Determine review mode:

If --uncommitted → use --uncommitted flag
If --commit <sha> → use --commit <sha> flag
If --base <branch> → use --base <branch> flag
If on a feature branch with commits ahead of base → use --base $BASE
If uncommitted changes exist → use --uncommitted
Otherwise → abort, nothing to review

Abort conditions:

No Codex CLI installed
No changes to review (no diff, no uncommitted changes)

Step 1: Gather Context

Before invoking Codex, gather context to present alongside the review:

# Scope summary for user
git diff origin/$BASE...HEAD --stat   # or appropriate diff for the mode
git log origin/$BASE...HEAD --oneline

Report to user: review mode (branch/uncommitted/commit), scope (files changed, lines), and Codex model being used.

Step 2: Run Codex Review

Build and execute the Codex review command. Always use codex exec review for the -o output capture.

# Base branch review (default)
codex exec review \
  --base "$BASE" \
  --ephemeral \
  -o /tmp/peer-review-output.md \
  "$CUSTOM_INSTRUCTIONS"

# Uncommitted changes
codex exec review \
  --uncommitted \
  --ephemeral \
  -o /tmp/peer-review-output.md \
  "$CUSTOM_INSTRUCTIONS"

# Specific commit
codex exec review \
  --commit "$SHA" \
  --ephemeral \
  -o /tmp/peer-review-output.md \
  "$CUSTOM_INSTRUCTIONS"

Custom instructions — always include this base prompt, appending any --focus area:

Review this code as a strict but fair peer reviewer. Focus on:
1. Logic bugs and correctness issues
2. Security vulnerabilities (injection, auth bypass, data exposure)
3. Error handling gaps (swallowed errors, missing edge cases)
4. Performance concerns (N+1 queries, unnecessary computation, memory leaks)
5. API contract and type safety issues

For each finding, specify: severity (CRITICAL/WARNING/INFO), file:line, problem description, and suggested fix.
Be concise. Do not praise code — only report issues and improvements.

Model override: if --model is specified, add -m <model> to the command.

Timeout: set a 120-second timeout.
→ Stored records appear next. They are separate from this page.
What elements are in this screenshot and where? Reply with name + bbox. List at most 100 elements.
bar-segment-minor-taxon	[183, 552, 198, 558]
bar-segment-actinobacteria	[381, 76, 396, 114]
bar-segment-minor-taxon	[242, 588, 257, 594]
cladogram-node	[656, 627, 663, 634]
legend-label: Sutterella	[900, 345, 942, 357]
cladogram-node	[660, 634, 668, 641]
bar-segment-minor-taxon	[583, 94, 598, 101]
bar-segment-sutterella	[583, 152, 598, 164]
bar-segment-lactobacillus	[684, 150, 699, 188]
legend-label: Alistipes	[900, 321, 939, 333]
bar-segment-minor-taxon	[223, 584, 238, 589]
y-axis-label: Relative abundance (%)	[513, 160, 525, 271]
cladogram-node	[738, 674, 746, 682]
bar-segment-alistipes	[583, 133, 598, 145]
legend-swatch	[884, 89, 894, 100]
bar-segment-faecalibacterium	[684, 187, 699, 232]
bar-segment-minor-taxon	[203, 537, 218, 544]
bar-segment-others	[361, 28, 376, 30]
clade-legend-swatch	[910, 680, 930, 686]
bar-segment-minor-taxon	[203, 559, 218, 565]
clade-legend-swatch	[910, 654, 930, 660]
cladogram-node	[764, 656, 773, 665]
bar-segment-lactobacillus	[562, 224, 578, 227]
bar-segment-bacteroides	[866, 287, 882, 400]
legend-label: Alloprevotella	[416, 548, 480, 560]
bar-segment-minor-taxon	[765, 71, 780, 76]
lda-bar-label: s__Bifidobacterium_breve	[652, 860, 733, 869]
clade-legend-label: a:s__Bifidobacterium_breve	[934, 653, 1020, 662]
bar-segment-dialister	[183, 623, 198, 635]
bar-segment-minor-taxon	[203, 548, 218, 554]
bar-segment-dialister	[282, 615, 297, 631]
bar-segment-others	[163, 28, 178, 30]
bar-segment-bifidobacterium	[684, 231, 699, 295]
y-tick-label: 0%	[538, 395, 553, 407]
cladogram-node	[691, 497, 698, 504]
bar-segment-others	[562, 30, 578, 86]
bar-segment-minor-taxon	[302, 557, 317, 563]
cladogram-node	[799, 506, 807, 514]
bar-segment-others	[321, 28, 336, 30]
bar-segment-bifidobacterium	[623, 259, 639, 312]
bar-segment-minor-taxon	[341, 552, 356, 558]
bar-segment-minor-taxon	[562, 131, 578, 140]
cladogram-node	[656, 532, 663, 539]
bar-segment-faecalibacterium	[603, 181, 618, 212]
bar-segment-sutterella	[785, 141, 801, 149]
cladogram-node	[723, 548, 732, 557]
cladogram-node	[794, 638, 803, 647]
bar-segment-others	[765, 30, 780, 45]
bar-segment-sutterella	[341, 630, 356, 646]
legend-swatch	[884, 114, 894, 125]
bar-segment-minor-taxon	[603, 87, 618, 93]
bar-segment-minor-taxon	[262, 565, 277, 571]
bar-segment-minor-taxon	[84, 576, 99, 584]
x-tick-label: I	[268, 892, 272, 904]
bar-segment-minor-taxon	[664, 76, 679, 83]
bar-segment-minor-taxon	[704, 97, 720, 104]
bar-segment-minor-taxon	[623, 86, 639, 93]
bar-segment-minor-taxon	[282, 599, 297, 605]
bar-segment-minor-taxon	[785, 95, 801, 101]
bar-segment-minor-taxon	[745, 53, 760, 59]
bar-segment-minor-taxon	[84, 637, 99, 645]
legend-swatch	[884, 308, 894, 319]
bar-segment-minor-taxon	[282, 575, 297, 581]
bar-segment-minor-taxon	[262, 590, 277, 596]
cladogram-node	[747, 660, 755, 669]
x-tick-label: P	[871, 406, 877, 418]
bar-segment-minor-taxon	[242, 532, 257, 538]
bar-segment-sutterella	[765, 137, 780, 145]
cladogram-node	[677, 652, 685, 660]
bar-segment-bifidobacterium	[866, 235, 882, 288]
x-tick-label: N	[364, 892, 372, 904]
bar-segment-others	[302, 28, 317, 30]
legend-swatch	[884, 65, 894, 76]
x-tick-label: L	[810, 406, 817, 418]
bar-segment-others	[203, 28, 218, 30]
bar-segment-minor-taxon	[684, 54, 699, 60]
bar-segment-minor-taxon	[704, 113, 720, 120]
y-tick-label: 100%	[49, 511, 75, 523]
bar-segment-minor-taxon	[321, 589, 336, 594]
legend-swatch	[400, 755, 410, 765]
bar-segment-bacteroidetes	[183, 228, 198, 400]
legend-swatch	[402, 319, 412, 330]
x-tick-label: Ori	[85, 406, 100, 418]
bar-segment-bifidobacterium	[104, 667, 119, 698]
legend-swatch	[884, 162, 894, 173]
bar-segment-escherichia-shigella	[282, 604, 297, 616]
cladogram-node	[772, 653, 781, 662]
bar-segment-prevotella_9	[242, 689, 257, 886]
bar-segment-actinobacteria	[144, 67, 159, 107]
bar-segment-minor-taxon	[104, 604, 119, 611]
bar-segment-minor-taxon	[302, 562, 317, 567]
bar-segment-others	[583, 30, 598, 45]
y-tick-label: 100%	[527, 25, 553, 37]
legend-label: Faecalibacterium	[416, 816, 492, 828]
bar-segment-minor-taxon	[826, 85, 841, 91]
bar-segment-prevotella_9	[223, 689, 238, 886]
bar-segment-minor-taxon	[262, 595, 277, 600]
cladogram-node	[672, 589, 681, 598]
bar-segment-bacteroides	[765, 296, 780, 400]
If Codex hangs, kill and report partial output.

Step 3: Present Findings

Read the Codex output and present it to the user in a structured format:

## Peer Review (Codex CLI)

**Reviewer**: Codex CLI v{version} / {model}
**Mode**: {branch|uncommitted|commit}
**Scope**: {N} files, {M} lines changed

---

### Findings

{Codex output, formatted and organized by severity}

---

### Cross-Reference Notes

{Any observations about how Codex findings relate to or differ from
what Claude's own /review would catch — only if /review was also run}

Step 4: Triage Assistance

After presenting findings, offer to help the user triage:

Agree — findings that align with Claude's own assessment (high confidence)
Disagree — findings where Claude believes Codex is wrong (explain why)
Investigate — findings that need more context to evaluate

For each disagreement, provide Claude's counter-argument with evidence. The user makes the final call.

Iron Rule: Do not blindly trust Codex findings. Apply the same review rigor as Step 4 of /review — verify technical correctness before recommending action.

Step 5: Summary

## Peer Review Summary

Reviewer: Codex CLI {version} / {model}
Scope: {description}

CRITICAL: {N} findings
WARNING:  {N} findings
INFO:     {N} findings

Triage:
- Agree:       {N} (recommend fixing)
- Disagree:    {N} (Codex likely wrong — see notes)
- Investigate: {N} (need more context)

Next steps: {suggestions — e.g., "run /review for self-review", "fix critical items", etc.}

Combining with /review

For maximum coverage, run both:

/review — Claude's self-review (catches logic, architecture, code quality)
/peer-review — Codex's independent review (catches different blind spots)

The two reviews complement each other. Findings that both reviewers flag are highest priority.